LIFESTYLE → ON SITE Issue 949 · February 15, 2023

Out to Lunch  

They’re a community of mushroom hunters, who know how to find some of nature’s richest food in venues you’d never expect

Out to Lunch  
Photos: Elchanan Kotler
They live in the city and work in a variety of professions, but after the rains, you can find them under a canopy of trees, digging under the brush — foraging for a meal in the woods. They’re a community of mushroom hunters, who know how to find some of nature’s richest food in venues you’d never expect, giving new meaning to going out to eat

IT might not have been the Amazon Rain Forest or Redwood National Park, but Park Begin, south of Jerusalem on the outskirts of Beitar, was just fine for our purposes. We decided to join up with Tal Shaul, a computer programmer from the Bnei Brak suburb of Givat Shmuel, who never misses an opportunity to head for the woods after a good week of rain. By day’s end, Tal will have filled a box with an assortment of mushrooms for dinner, although he’s no desperate pauper who can’t afford groceries. But he is a nature lover, and nothing makes him happier than pulling up logs and peeking through underbrush in search of this wonder-food that actually grows in abundance all over Eretz Yisrael.

Mushrooms are one of nature’s most intriguing and mysterious foods. They look like they grow in the ground, but the “plant” you see is actually just the tip of a massive network of underground fungi, nurtured by a combination of air and decomposed matter. That’s why the brachah is shehakol, and there is no obligation (in Eretz Yisrael) of terumos and maasros.

While Israel might be classified as a desert nation, it’s blessed with many forests and wooded areas pulsing with life.
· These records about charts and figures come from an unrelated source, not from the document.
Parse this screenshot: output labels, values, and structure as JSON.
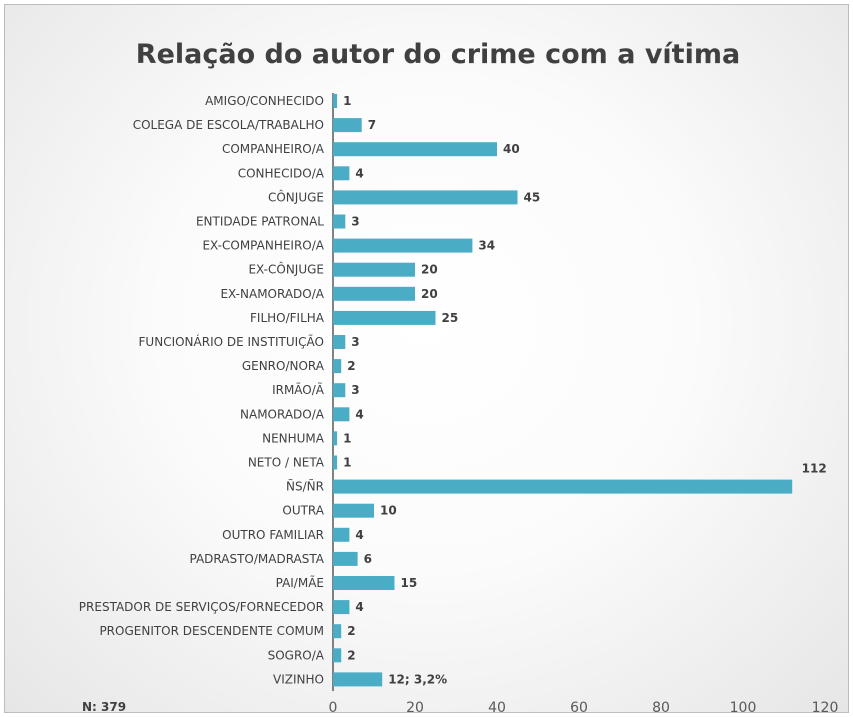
{
  "chart_data": {
    "type": "bar",
    "orientation": "horizontal",
    "title": "Relação do autor do crime com a vítima",
    "note": "N: 379",
    "categories": [
      "AMIGO/CONHECIDO",
      "COLEGA DE ESCOLA/TRABALHO",
      "COMPANHEIRO/A",
      "CONHECIDO/A",
      "CÔNJUGE",
      "ENTIDADE  PATRONAL",
      "EX-COMPANHEIRO/A",
      "EX-CÔNJUGE",
      "EX-NAMORADO/A",
      "FILHO/FILHA",
      "FUNCIONÁRIO DE INSTITUIÇÃO",
      "GENRO/NORA",
      "IRMÃO/Ã",
      "NAMORADO/A",
      "NENHUMA",
      "NETO / NETA",
      "ÑS/ÑR",
      "OUTRA",
      "OUTRO FAMILIAR",
      "PADRASTO/MADRASTA",
      "PAI/MÃE",
      "PRESTADOR DE SERVIÇOS/FORNECEDOR",
      "PROGENITOR DESCENDENTE  COMUM",
      "SOGRO/A",
      "VIZINHO"
    ],
    "values": [
      1,
      7,
      40,
      4,
      45,
      3,
      34,
      20,
      20,
      25,
      3,
      2,
      3,
      4,
      1,
      1,
      112,
      10,
      4,
      6,
      15,
      4,
      2,
      2,
      12
    ],
    "data_labels": [
      "1",
      "7",
      "40",
      "4",
      "45",
      "3",
      "34",
      "20",
      "20",
      "25",
      "3",
      "2",
      "3",
      "4",
      "1",
      "1",
      "112",
      "10",
      "4",
      "6",
      "15",
      "4",
      "2",
      "2",
      "12; 3,2%"
    ],
    "xlim": [
      0,
      120
    ],
    "xticks": [
      0,
      20,
      40,
      60,
      80,
      100,
      120
    ],
    "xlabel": "",
    "ylabel": "",
    "grid": false,
    "legend": "none",
    "bar_color": "#4bacc6"
  }
}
“People think of foragers as hippies living in tents and eating weeds,” says Tal, 36, who has been part of the mushroom foraging community for the last seven years, “but that’s very far from the truth. Israel is a small country without too many natural spaces that aren’t being built up, and although most people live in crowded cities, Israelis love the outdoors — they’ll make a picnic on any patch of grass they find — so this is a really good opportunity to get back to nature, and it doesn’t have to be a huge place. It can even be a park.